ミッションは、指定秒数(3.2秒)で落下させること、着地時にCanSatを直立させること。加えて1年生はCanSatに内蔵した風船を落下時または着地時に破裂させること、2年生は投下装置からより遠くに飛ばすこと、3年生は内蔵した消しゴムをCanSatからできるだけ遠くに飛ばすこと。それぞれのミッションをクリアするために各チームそれぞれチャレンジすることになります。
初日は地元花巻の企業である株式会社オプトルの社員4人も参加。ものづくり企業として高校生たちとともにワークショップを体験することになりました。

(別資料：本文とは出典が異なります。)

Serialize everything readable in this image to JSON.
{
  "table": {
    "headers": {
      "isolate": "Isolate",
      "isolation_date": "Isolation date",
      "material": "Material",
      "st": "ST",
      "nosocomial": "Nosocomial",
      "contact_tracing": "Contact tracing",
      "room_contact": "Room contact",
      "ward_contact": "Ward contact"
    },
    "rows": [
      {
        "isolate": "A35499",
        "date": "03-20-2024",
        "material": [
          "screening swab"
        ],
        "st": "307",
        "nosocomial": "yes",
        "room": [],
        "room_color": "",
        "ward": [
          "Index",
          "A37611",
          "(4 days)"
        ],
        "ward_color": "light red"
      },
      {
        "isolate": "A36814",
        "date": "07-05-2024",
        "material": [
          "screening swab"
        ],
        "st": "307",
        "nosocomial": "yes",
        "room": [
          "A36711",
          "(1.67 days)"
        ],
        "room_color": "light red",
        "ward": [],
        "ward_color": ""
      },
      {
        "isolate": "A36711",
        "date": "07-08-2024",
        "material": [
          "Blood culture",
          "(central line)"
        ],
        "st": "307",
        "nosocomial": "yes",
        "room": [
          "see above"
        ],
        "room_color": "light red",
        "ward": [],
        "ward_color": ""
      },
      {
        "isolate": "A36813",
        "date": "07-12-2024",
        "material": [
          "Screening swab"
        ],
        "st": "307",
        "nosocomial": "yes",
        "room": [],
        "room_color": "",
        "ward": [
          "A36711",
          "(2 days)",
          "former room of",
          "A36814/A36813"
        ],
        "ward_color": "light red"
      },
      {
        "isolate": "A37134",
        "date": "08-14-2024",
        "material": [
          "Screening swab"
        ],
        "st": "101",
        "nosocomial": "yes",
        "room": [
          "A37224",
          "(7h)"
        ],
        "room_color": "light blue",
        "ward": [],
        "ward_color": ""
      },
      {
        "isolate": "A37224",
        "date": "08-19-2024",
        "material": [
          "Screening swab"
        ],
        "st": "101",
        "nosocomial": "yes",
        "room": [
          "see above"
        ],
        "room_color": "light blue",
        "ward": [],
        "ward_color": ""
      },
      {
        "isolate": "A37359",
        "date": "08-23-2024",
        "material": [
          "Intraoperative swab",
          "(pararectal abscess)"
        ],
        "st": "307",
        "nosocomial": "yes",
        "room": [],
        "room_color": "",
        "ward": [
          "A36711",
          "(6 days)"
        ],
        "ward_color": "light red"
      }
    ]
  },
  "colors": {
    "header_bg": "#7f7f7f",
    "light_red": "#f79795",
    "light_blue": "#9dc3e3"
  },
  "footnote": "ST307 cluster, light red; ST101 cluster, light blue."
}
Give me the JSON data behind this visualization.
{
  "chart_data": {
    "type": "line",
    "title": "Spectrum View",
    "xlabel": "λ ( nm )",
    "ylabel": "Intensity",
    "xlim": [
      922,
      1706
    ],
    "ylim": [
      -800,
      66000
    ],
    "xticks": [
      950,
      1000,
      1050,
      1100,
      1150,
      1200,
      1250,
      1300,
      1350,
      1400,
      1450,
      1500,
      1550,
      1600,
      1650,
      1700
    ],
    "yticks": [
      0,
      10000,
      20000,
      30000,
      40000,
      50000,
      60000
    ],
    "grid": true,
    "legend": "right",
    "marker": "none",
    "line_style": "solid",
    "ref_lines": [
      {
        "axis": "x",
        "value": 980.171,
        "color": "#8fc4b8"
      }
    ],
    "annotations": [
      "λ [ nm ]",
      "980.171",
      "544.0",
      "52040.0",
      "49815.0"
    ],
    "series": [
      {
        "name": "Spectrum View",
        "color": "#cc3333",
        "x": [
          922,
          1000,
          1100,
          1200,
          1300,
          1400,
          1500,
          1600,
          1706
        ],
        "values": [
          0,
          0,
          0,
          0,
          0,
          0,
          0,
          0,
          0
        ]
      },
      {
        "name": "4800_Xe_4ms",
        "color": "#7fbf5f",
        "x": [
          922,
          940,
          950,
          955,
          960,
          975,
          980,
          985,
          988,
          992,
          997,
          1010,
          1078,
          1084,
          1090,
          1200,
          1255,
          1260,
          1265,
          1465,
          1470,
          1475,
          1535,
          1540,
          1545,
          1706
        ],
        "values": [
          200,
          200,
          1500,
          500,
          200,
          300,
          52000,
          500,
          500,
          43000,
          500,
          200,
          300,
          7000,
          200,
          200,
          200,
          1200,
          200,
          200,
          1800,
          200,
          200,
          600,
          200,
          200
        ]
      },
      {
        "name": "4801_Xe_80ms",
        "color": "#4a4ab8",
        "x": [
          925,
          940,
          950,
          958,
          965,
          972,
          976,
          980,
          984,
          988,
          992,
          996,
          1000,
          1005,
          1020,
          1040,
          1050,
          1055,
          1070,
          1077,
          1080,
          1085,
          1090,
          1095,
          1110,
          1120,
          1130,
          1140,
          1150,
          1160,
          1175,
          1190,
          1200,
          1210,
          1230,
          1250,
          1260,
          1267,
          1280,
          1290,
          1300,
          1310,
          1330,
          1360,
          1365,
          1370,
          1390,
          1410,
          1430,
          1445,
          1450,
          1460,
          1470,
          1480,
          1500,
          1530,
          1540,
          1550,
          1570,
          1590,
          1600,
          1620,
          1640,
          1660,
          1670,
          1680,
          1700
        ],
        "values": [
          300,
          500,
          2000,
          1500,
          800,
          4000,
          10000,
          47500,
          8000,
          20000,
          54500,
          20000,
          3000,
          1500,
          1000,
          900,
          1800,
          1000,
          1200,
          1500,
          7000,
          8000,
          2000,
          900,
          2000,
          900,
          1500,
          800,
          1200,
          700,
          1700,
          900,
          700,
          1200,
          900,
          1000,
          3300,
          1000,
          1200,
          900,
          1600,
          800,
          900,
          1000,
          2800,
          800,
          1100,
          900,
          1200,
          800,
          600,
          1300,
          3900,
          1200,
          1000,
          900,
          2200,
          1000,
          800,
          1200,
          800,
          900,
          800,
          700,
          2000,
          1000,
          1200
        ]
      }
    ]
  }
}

生徒たちはそれぞれの教室へと帰り、必要な資材を資材室から持ってきて製作を始めます。そこはもう3年目。短い時間で制作はサクサク進みます。昼休み過ぎにはもう体育館で落下トライが始まっていました。試してみて、持ち帰って修正を図り、またテスト。本番ギリギリまで試行錯誤が続きます。体育館のあちらこちらで喜びや落胆の声が挙がり、一喜一憂。昼休みも入れて3時間ほどで本番の時間となりました。
本番は各チーム一発勝負。直立させるために重い資材を使い過ぎると落下速度が早くなってしまいます。一方であまり軽すぎると直立しません。バランスを考えながら、消しゴムを飛ばす仕掛けはそれぞれなるほどと思わせるものばかり。中には7〜8m飛ばすチームもありますが、直立させるにはどこも苦労しているようです。体育館内は歓声でいっぱいになり、盛り上がります。落下装置を操作したり、飛んだ消しゴムの距離を測ったりと、サポートの先生方も汗をかきながら必死です。
すべてのチームのチャレンジが終わり、結果発表と表彰式が行われました。グッドアイデア賞の2チームも、3位以内で表彰されたチームも、残念ながら入賞できなかったチームもみんないい顔。頭を使って工夫し、手を動かし、仲間でチャレンジするといういい時間を過ごせたのではないかと思います。
このワークショップでは模擬人工衛星を使った学びでしたが、「失敗」「原因究明」「解決」のトライ&エラーはこれからの学生生活、進学後、そして社会人となって仕事をする上でも必要なこと。これからの学校生活においても今回のワークショップ体験を活かしてもらえたらと思います。